= A. Judson Clark =

Civil War soldier (1838-1913)

Adoniram Judson Clark (October 1838 - July 24, 1913) commanded a New Jersey battery in the American Civil War.

==Civil War==
Clark enlisted in the 1st New Jersey Volunteer Infantry in April 1861, and became a sergeant in Company F. When the regiment's three-month enlistment ended, Clark was involved in raising Battery B, 1st New Jersey Light Artillery. It was mustered into service on September 3, 1861, at Camp Olden in Trenton, New Jersey. The battery was assigned to the First New Jersey Brigade under the command of Brigadier General Philip Kearny. Clark became first lieutenant under Capt John E. Beam.

The battery served in the Peninsula Campaign, assigned to III Corps. Beam was killed in the Battle of Malvern Hill on July 1, 1862. Upon the death of Beam, Clark was promoted to the rank of captain. He commanded the battery to the end of the war. The battery was not engaged again until the Battle of Fredericksburg, in which it was assigned to second division III Corps under Brigadier General Daniel Sickles. Clark commanded the artillery attached to first division III Corps at the Battle of Chancellorsville under Brigadier General David B. Birney.

In the artillery brigade of the III Corps, Clark and his battery served at the Battle of Gettysburg. His guns were deployed in an exposed position near the Peach Orchard on July 2, 1863, but then were moved to safer ground. The battery fired on the Confederate troops advancing from Warfield Ridge before being forced to withdraw. Clark reported that he pulled out when support disappeared on either flank. When Captain George E. Randolph, the brigade's commander, was wounded, Clark became acting commander. He retained brigade command in the Bristoe Campaign. Randolph returned in time for the Battle of Mine Run, and Clark resumed battery command.

When III Corps was abolished, Clark's battery was transferred to the Reserve Artillery in the brigade of Major John A. Tompkins. In that formation, Clark's battery served in the early battles of the Overland Campaign. By the time of the Battle of Cold Harbor, Clark's battery had been transferred to the artillery brigade of II Corps under Colonel John C. Tidball. In the Siege of Petersburg, Clark's battery remained in II Corp under Tidball and then under Colonel John G. Hazard. Clark was slightly wounded at the Second Battle of Ream's Station in 1864. Later he escorted the troops in his battery whose enlistments had expired back to Trenton, New Jersey, before returning to the Petersburg front. Back at Petersburg, Clark was in charge of the artillery on the front lines of II Corps in December 1864.

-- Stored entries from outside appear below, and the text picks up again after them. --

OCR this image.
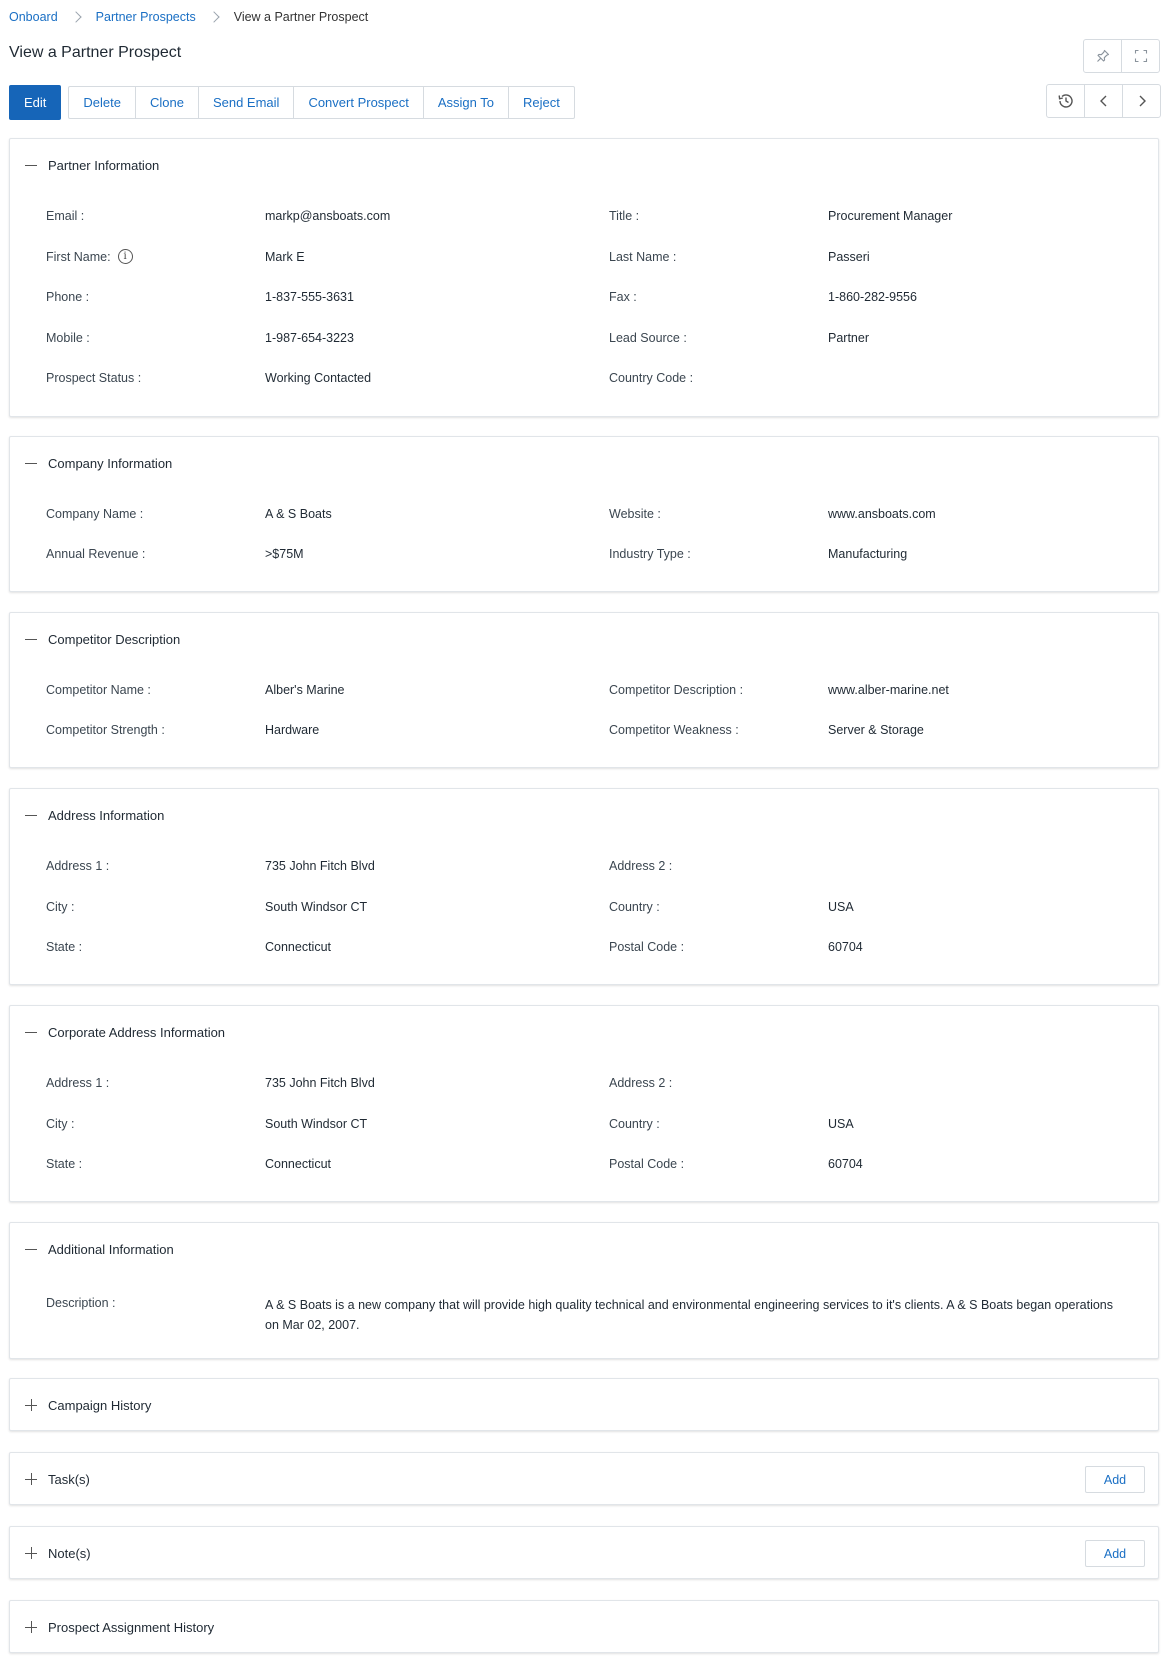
Onboard	Partner Prospects	View a Partner Prospect
View a Partner Prospect
Edit	Delete	Clone	Send Email	Convert Prospect	Assign To	Reject
Partner Information
Email :	markp@ansboats.com	Title :	Procurement Manager
First Name:	i	Mark E	Last Name :	Passeri
Phone :	1-837-555-3631	Fax :	1-860-282-9556
Mobile :	1-987-654-3223	Lead Source :	Partner
Prospect Status :	Working Contacted	Country Code :
Company Information
Company Name :	A & S Boats	Website :	www.ansboats.com
Annual Revenue :	>$75M	Industry Type :	Manufacturing
Competitor Description
Competitor Name :	Alber's Marine	Competitor Description :	www.alber-marine.net
Competitor Strength :	Hardware	Competitor Weakness :	Server & Storage
Address Information
Address 1 :	735 John Fitch Blvd	Address 2 :
City :	South Windsor CT	Country :	USA
State :	Connecticut	Postal Code :	60704
Corporate Address Information
Address 1 :	735 John Fitch Blvd	Address 2 :
City :	South Windsor CT	Country :	USA
State :	Connecticut	Postal Code :	60704
Additional Information
Description :	A & S Boats is a new company that will provide high quality technical and environmental engineering services to it's clients. A & S Boats began operations on Mar 02, 2007.
Campaign History
Task(s)	Add
Note(s)	Add
Prospect Assignment History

At the beginning of the Appomattox Campaign, Clark's battery provided support to II Corps troops engaged at the Battle of Sutherland's Station. Following the Confederate surrender, Clark and his command were mustered out on June 16, 1865.

Judson Clark was recommended for promotion more than once, but the most he received was a brevet rank of major, conferred on April 2, 1865, for his service at Petersburg.

==Post war==
After the war, Major Clark served as police chief in Newark. An active Republican, he next was secretary of the Board of Assessment and Revision of Taxes and Receiver of Taxes (ca. 1888). Capt Clark was named to the Board of Assessment and Taxes in 1900. He also was an officer in the New Jersey National Guard. A. Judson Clark died in 1913. He was buried in Evergreen Cemetery, Hillside, New Jersey.
== Sources ==

- Hanifen, Michael, History of Battery B, First New Jersey Artillery, Ottawa, Ill., Republican-times, printers, 1905.
- Pfanz, Harry W., Gettysburg the Second Day, Chapel Hill, University of North Carolina Press, 1987.
- Toombs, Samuel, New Jersey Troops in the Gettysburg Campaign, from June 5 to July 31, 1863, Highstown, N.J.: Longstreet House, 1988.